Newton's Method Program for the TI 81 and TI 82}
\end{center}
This program calculates the solution to  $f(x)=0$ using
Newton's method.

Enter the function $f(x)$  as $Y1$  and graph it to find the

approximate zeros of $f$, i.e. the initial guesses.  Then
enter

$df/dx$ as $Y2$. Then run the Newton program.
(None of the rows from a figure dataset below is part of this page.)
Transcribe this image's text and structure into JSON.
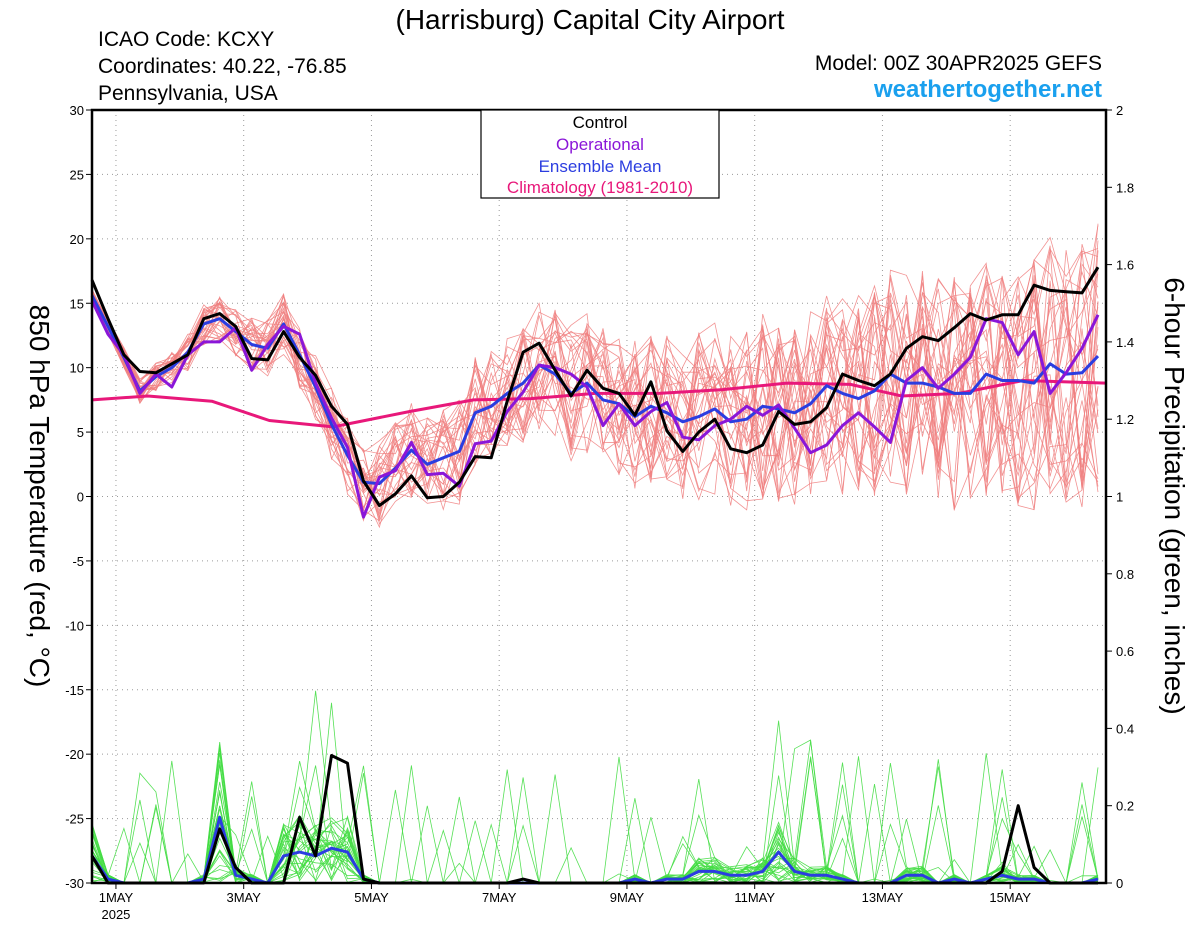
{
  "header": {
    "title": "(Harrisburg) Capital City Airport",
    "icao": "ICAO Code: KCXY",
    "coordinates": "Coordinates: 40.22, -76.85",
    "region": "Pennsylvania, USA",
    "model": "Model: 00Z 30APR2025 GEFS",
    "site": "weathertogether.net"
  },
  "colors": {
    "members_temp": "#f08080",
    "members_precip": "#44dd44",
    "control": "#000000",
    "operational": "#8a16d8",
    "ensemble_mean": "#2b3de0",
    "climatology": "#e8187a",
    "site": "#1aa0ee"
  },
  "chart_data": {
    "type": "line",
    "x_unit": "days since 1MAY 2025 00Z",
    "xlim": [
      -0.375,
      15.5
    ],
    "ylabel_left": "850 hPa Temperature (red, °C)",
    "ylabel_right": "6-hour Precipitation (green, inches)",
    "ylim_left": [
      -30,
      30
    ],
    "yticks_left": [
      30,
      25,
      20,
      15,
      10,
      5,
      0,
      -5,
      -10,
      -15,
      -20,
      -25,
      -30
    ],
    "ylim_right": [
      0,
      2
    ],
    "yticks_right": [
      "2",
      "1.8",
      "1.6",
      "1.4",
      "1.2",
      "1",
      "0.8",
      "0.6",
      "0.4",
      "0.2",
      "0"
    ],
    "xticks": [
      {
        "x": 0,
        "label": "1MAY",
        "sub": "2025"
      },
      {
        "x": 2,
        "label": "3MAY",
        "sub": ""
      },
      {
        "x": 4,
        "label": "5MAY",
        "sub": ""
      },
      {
        "x": 6,
        "label": "7MAY",
        "sub": ""
      },
      {
        "x": 8,
        "label": "9MAY",
        "sub": ""
      },
      {
        "x": 10,
        "label": "11MAY",
        "sub": ""
      },
      {
        "x": 12,
        "label": "13MAY",
        "sub": ""
      },
      {
        "x": 14,
        "label": "15MAY",
        "sub": ""
      }
    ],
    "grid": true,
    "legend_position": "top-center",
    "legend": [
      "Control",
      "Operational",
      "Ensemble Mean",
      "Climatology (1981-2010)"
    ],
    "x": [
      -0.375,
      -0.125,
      0.125,
      0.375,
      0.625,
      0.875,
      1.125,
      1.375,
      1.625,
      1.875,
      2.125,
      2.375,
      2.625,
      2.875,
      3.125,
      3.375,
      3.625,
      3.875,
      4.125,
      4.375,
      4.625,
      4.875,
      5.125,
      5.375,
      5.625,
      5.875,
      6.125,
      6.375,
      6.625,
      6.875,
      7.125,
      7.375,
      7.625,
      7.875,
      8.125,
      8.375,
      8.625,
      8.875,
      9.125,
      9.375,
      9.625,
      9.875,
      10.125,
      10.375,
      10.625,
      10.875,
      11.125,
      11.375,
      11.625,
      11.875,
      12.125,
      12.375,
      12.625,
      12.875,
      13.125,
      13.375,
      13.625,
      13.875,
      14.125,
      14.375,
      14.625,
      14.875,
      15.125,
      15.375
    ],
    "series": [
      {
        "name": "Control",
        "axis": "left",
        "values": [
          16.8,
          13.8,
          11.0,
          9.7,
          9.6,
          10.3,
          11.0,
          13.8,
          14.2,
          13.2,
          10.7,
          10.6,
          12.8,
          10.8,
          9.4,
          7.0,
          5.6,
          1.2,
          -0.7,
          0.2,
          1.6,
          -0.1,
          0.0,
          1.1,
          3.1,
          3.0,
          7.4,
          11.2,
          11.9,
          9.8,
          7.8,
          9.8,
          8.4,
          8.0,
          6.3,
          8.9,
          5.1,
          3.5,
          5.0,
          6.0,
          3.7,
          3.4,
          4.0,
          6.6,
          5.6,
          5.8,
          6.9,
          9.5,
          9.0,
          8.6,
          9.5,
          11.5,
          12.4,
          12.1,
          13.1,
          14.2,
          13.7,
          14.1,
          14.1,
          16.4,
          16.0,
          15.9,
          15.8,
          17.8
        ]
      },
      {
        "name": "Operational",
        "axis": "left",
        "values": [
          15.2,
          12.6,
          11.0,
          8.0,
          9.5,
          8.5,
          11.0,
          12.0,
          12.0,
          13.1,
          9.8,
          11.8,
          13.2,
          12.6,
          8.8,
          6.1,
          3.8,
          -1.6,
          1.5,
          2.0,
          4.2,
          1.7,
          1.8,
          0.8,
          4.1,
          4.3,
          6.6,
          8.1,
          10.2,
          10.0,
          9.5,
          8.5,
          5.5,
          7.2,
          5.5,
          6.6,
          7.3,
          4.6,
          4.4,
          5.5,
          6.0,
          7.0,
          6.3,
          7.1,
          5.3,
          3.4,
          4.0,
          5.5,
          6.5,
          5.4,
          4.2,
          9.0,
          10.0,
          8.4,
          9.5,
          10.8,
          13.8,
          13.5,
          11.0,
          12.8,
          8.0,
          9.6,
          11.5,
          14.1
        ]
      },
      {
        "name": "Ensemble Mean",
        "axis": "left",
        "values": [
          15.6,
          13.2,
          10.8,
          8.2,
          9.3,
          10.0,
          11.2,
          13.4,
          13.8,
          12.8,
          11.8,
          11.5,
          13.4,
          11.0,
          8.5,
          5.6,
          3.2,
          1.1,
          1.0,
          2.2,
          3.6,
          2.5,
          3.0,
          3.5,
          6.5,
          7.0,
          8.0,
          8.8,
          10.2,
          9.5,
          8.0,
          8.8,
          7.5,
          7.2,
          6.2,
          7.0,
          6.5,
          5.8,
          6.2,
          6.8,
          5.8,
          6.0,
          7.0,
          6.8,
          6.5,
          7.2,
          8.6,
          8.0,
          7.6,
          8.2,
          9.5,
          8.8,
          8.8,
          8.5,
          8.0,
          8.0,
          9.5,
          9.0,
          9.0,
          8.8,
          10.3,
          9.5,
          9.6,
          10.9
        ]
      },
      {
        "name": "Climatology (1981-2010)",
        "axis": "left",
        "x": [
          -0.375,
          0.5,
          1.5,
          2.4,
          3.4,
          4.6,
          5.6,
          6.5,
          7.5,
          8.5,
          9.5,
          10.5,
          11.5,
          12.3,
          13.2,
          14.2,
          15.5
        ],
        "values": [
          7.5,
          7.8,
          7.4,
          5.9,
          5.4,
          6.6,
          7.5,
          7.6,
          8.0,
          8.0,
          8.3,
          8.8,
          8.7,
          7.8,
          8.0,
          9.0,
          8.8
        ]
      },
      {
        "name": "Control",
        "axis": "right",
        "values": [
          0.07,
          0.0,
          0.0,
          0.0,
          0.0,
          0.0,
          0.0,
          0.0,
          0.14,
          0.04,
          0.0,
          0.0,
          0.0,
          0.17,
          0.07,
          0.33,
          0.31,
          0.01,
          0.0,
          0.0,
          0.0,
          0.0,
          0.0,
          0.0,
          0.0,
          0.0,
          0.0,
          0.01,
          0.0,
          0.0,
          0.0,
          0.0,
          0.0,
          0.0,
          0.0,
          0.0,
          0.0,
          0.0,
          0.0,
          0.0,
          0.0,
          0.0,
          0.0,
          0.0,
          0.0,
          0.0,
          0.0,
          0.0,
          0.0,
          0.0,
          0.0,
          0.0,
          0.0,
          0.0,
          0.0,
          0.0,
          0.0,
          0.03,
          0.2,
          0.04,
          0.0,
          0.0,
          0.0,
          0.0
        ]
      },
      {
        "name": "Ensemble Mean",
        "axis": "right",
        "values": [
          0.07,
          0.01,
          0.0,
          0.0,
          0.0,
          0.0,
          0.0,
          0.01,
          0.17,
          0.02,
          0.01,
          0.0,
          0.07,
          0.08,
          0.07,
          0.09,
          0.08,
          0.01,
          0.0,
          0.0,
          0.0,
          0.0,
          0.0,
          0.0,
          0.0,
          0.0,
          0.0,
          0.0,
          0.0,
          0.0,
          0.0,
          0.0,
          0.0,
          0.0,
          0.01,
          0.0,
          0.01,
          0.01,
          0.03,
          0.03,
          0.02,
          0.02,
          0.03,
          0.08,
          0.03,
          0.02,
          0.02,
          0.01,
          0.0,
          0.0,
          0.0,
          0.02,
          0.02,
          0.0,
          0.01,
          0.0,
          0.01,
          0.02,
          0.01,
          0.01,
          0.0,
          0.0,
          0.0,
          0.01
        ]
      }
    ]
  }
}
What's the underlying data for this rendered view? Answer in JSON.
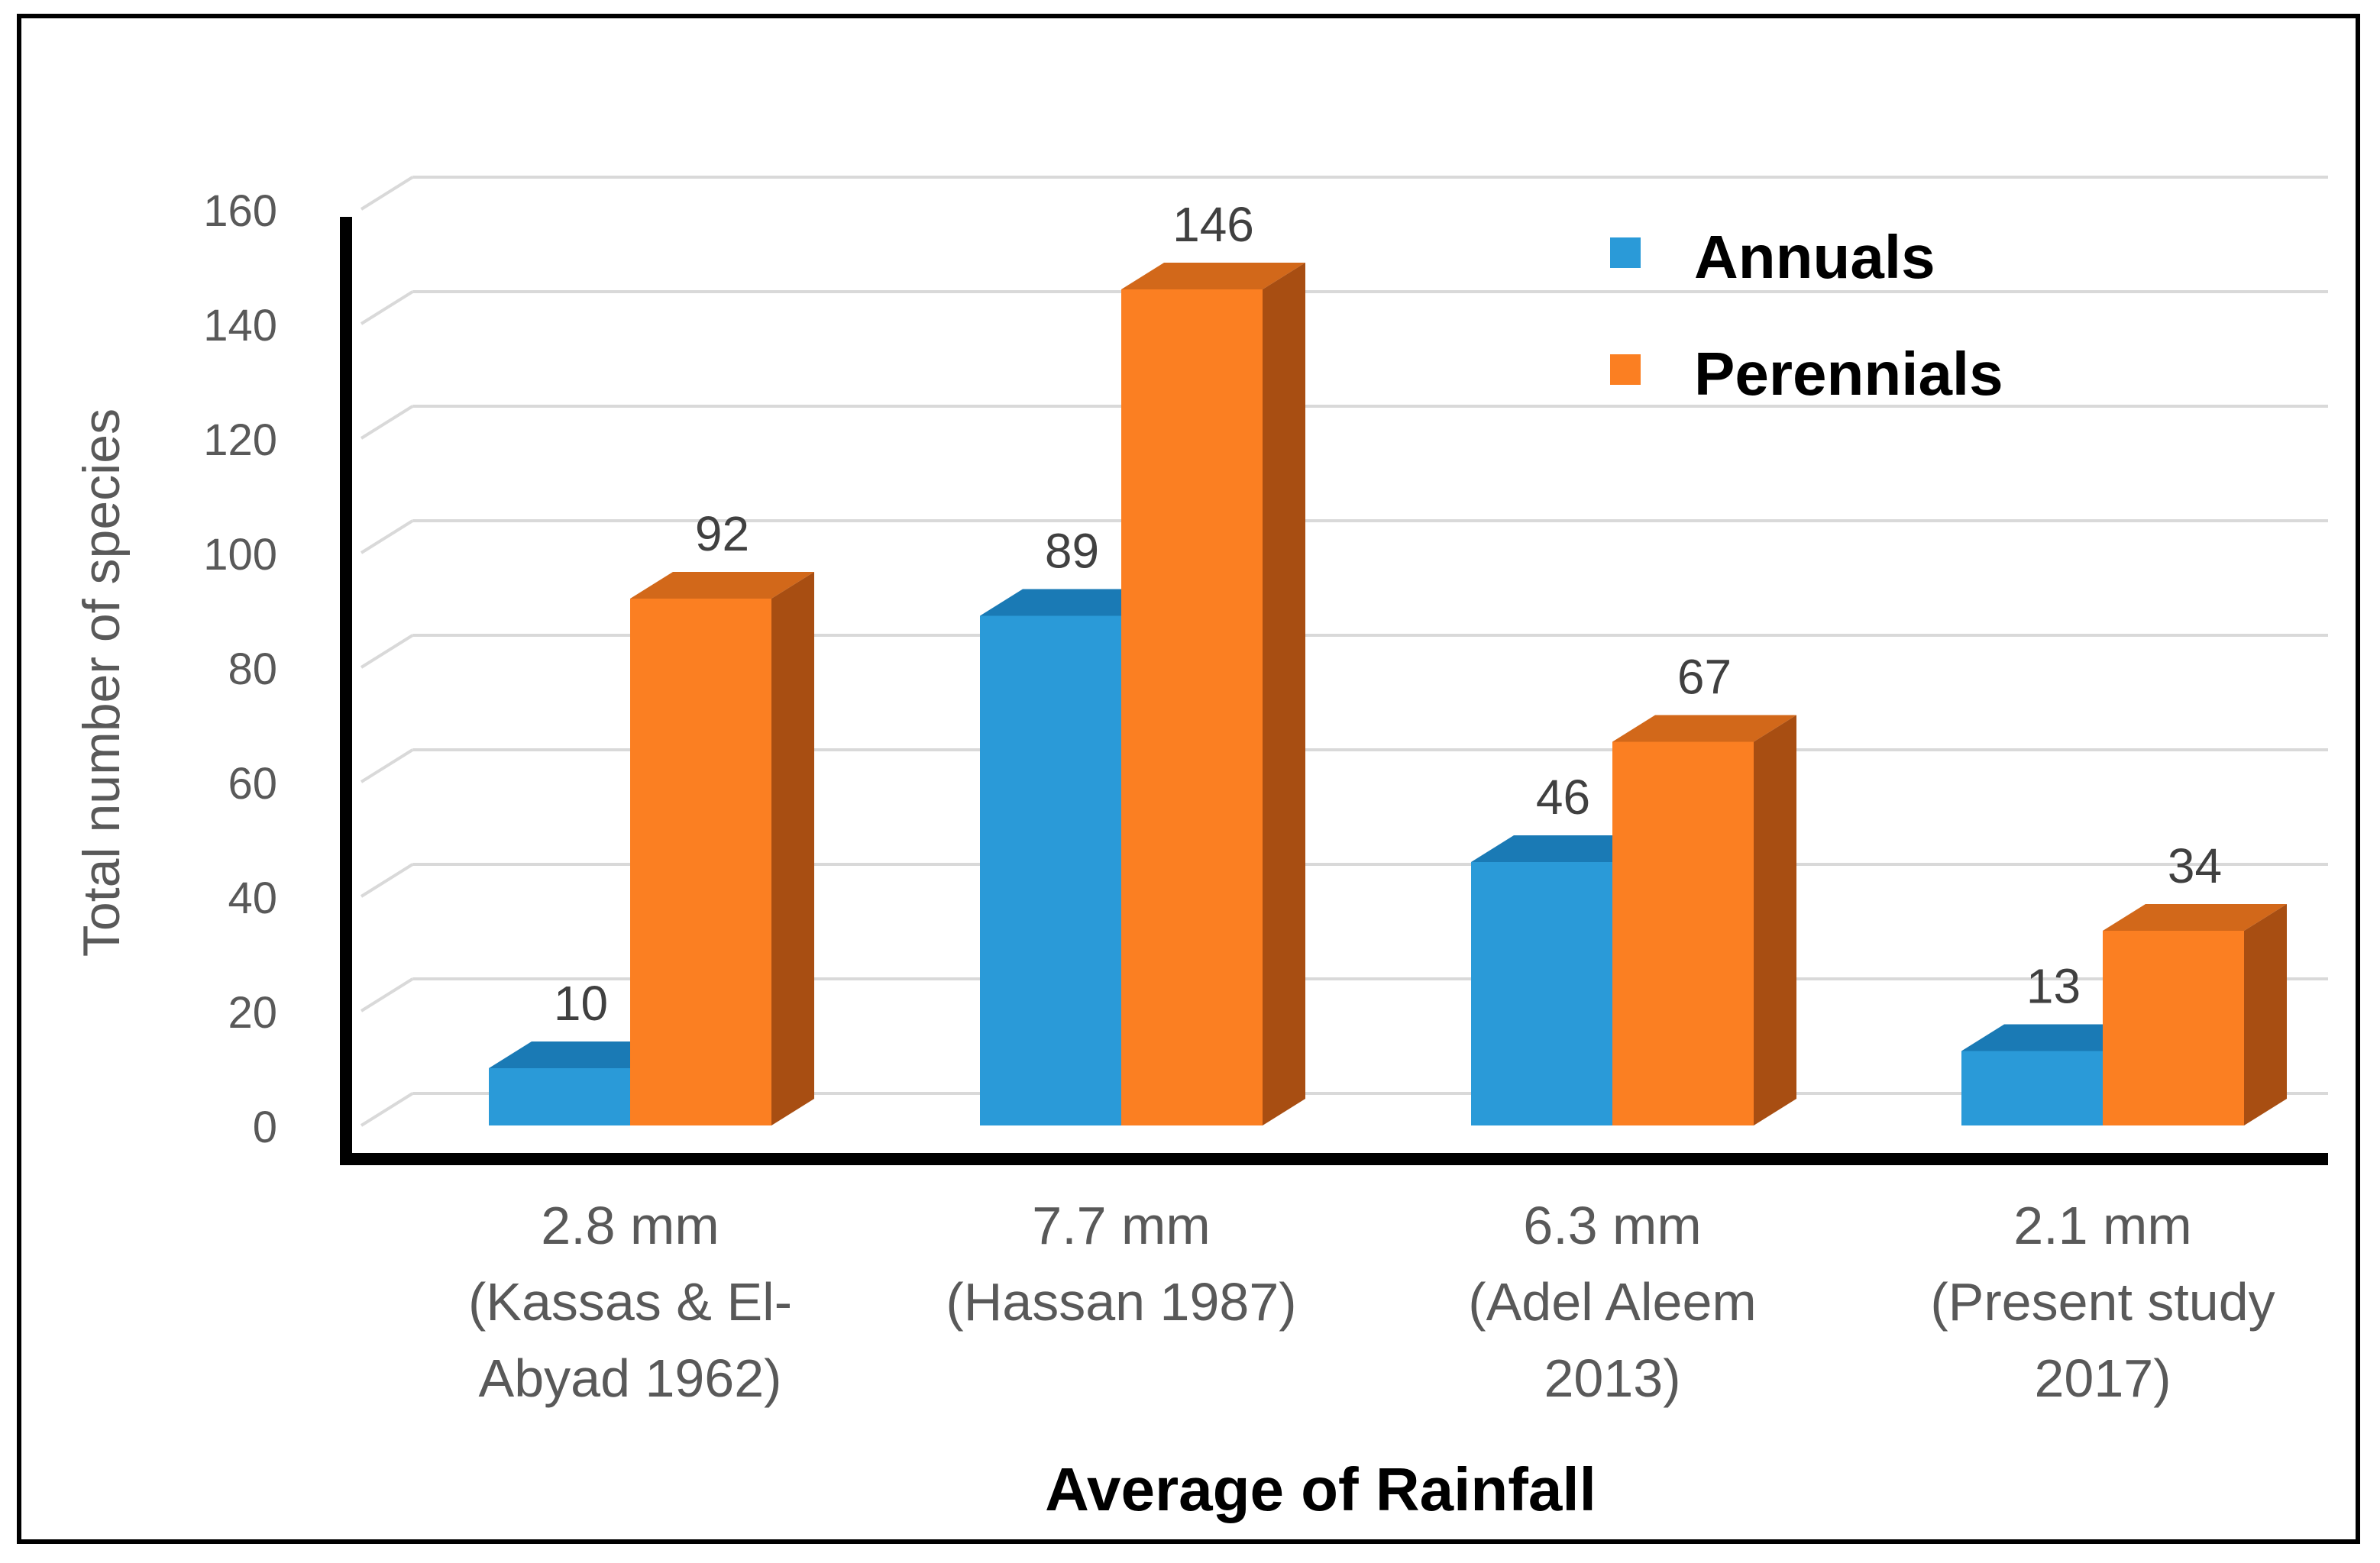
{
  "chart_data": {
    "type": "bar",
    "style": "3d-clustered-column",
    "title": "",
    "xlabel": "Average of Rainfall",
    "ylabel": "Total number of species",
    "ylim": [
      0,
      160
    ],
    "yticks": [
      0,
      20,
      40,
      60,
      80,
      100,
      120,
      140,
      160
    ],
    "grid": true,
    "legend_position": "top-right",
    "categories": [
      [
        "2.8 mm",
        "(Kassas & El-",
        "Abyad 1962)"
      ],
      [
        "7.7 mm",
        "(Hassan 1987)"
      ],
      [
        "6.3 mm",
        "(Adel Aleem",
        "2013)"
      ],
      [
        "2.1 mm",
        "(Present study",
        "2017)"
      ]
    ],
    "series": [
      {
        "name": "Annuals",
        "values": [
          10,
          89,
          46,
          13
        ],
        "color": "#2a9ad8",
        "top_color": "#1a7ab5"
      },
      {
        "name": "Perennials",
        "values": [
          92,
          146,
          67,
          34
        ],
        "color": "#fb7f22",
        "side_color": "#a84e12",
        "top_color": "#d2681a"
      }
    ]
  }
}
It will ask you

for your initial guess and for the number of iterations
($N=10$ is

usually sufficient).  The output of each iteration is then
displayed.



\bigskip\noindent
Program: NEWTON\\
:Disp "INITIAL"\\
:Input $A$\\
:Disp "$N$"\\
:Input $N$\\
:$A \to X$\\
:$1 \to J$\\
:Lbl $1$\\
:Disp X\\
:$X-Y1/Y2 \to X$\\
:$IS>(J,N)$  \hskip 0.5truein({\tt punch PRGM CTRL ALPHA A}) \\
:GoTo $1$\\
:Disp "AGAIN?"\\

\bigskip
\noindent
{\bf EXAMPLES:}\\


\noindent
1)  Find the zeros of $x^2-3$.  Here $Y1 = x^2-3$ and $Y2 =
2x$.

\bigskip
\noindent
2) Find the zeros of $x^3-4x^2 - 4$. Here $Y1 = x^3-4x^2 - 4$
and $Y2 =
3x^2-8x$.  Your initial guess should be $4$.  Try this initial
guess with

$N=10$ and see how fast it converges.  Then try it with
$N=2,0, \mbox{

and }-2$

and see what happens.  Can you give an explanation of why it
takes so

much longer to converge?


\bigskip
\noindent
3)  Find the critical points of $x^3 - e^x$.  Here we want to
find the

zeros of the {\bf derivative} of this function, so $Y1$ will
be the derivative

of $x^3 - e^x$, that is $Y1 = 3x^2-e^x$ and $Y2 = 6x-e^x$.

\bigskip
\noindent
4)  Try it on some other functions, say some polynomials of
degree $4$,

or find the point $x$ where $\cos x = x$.


\end{document}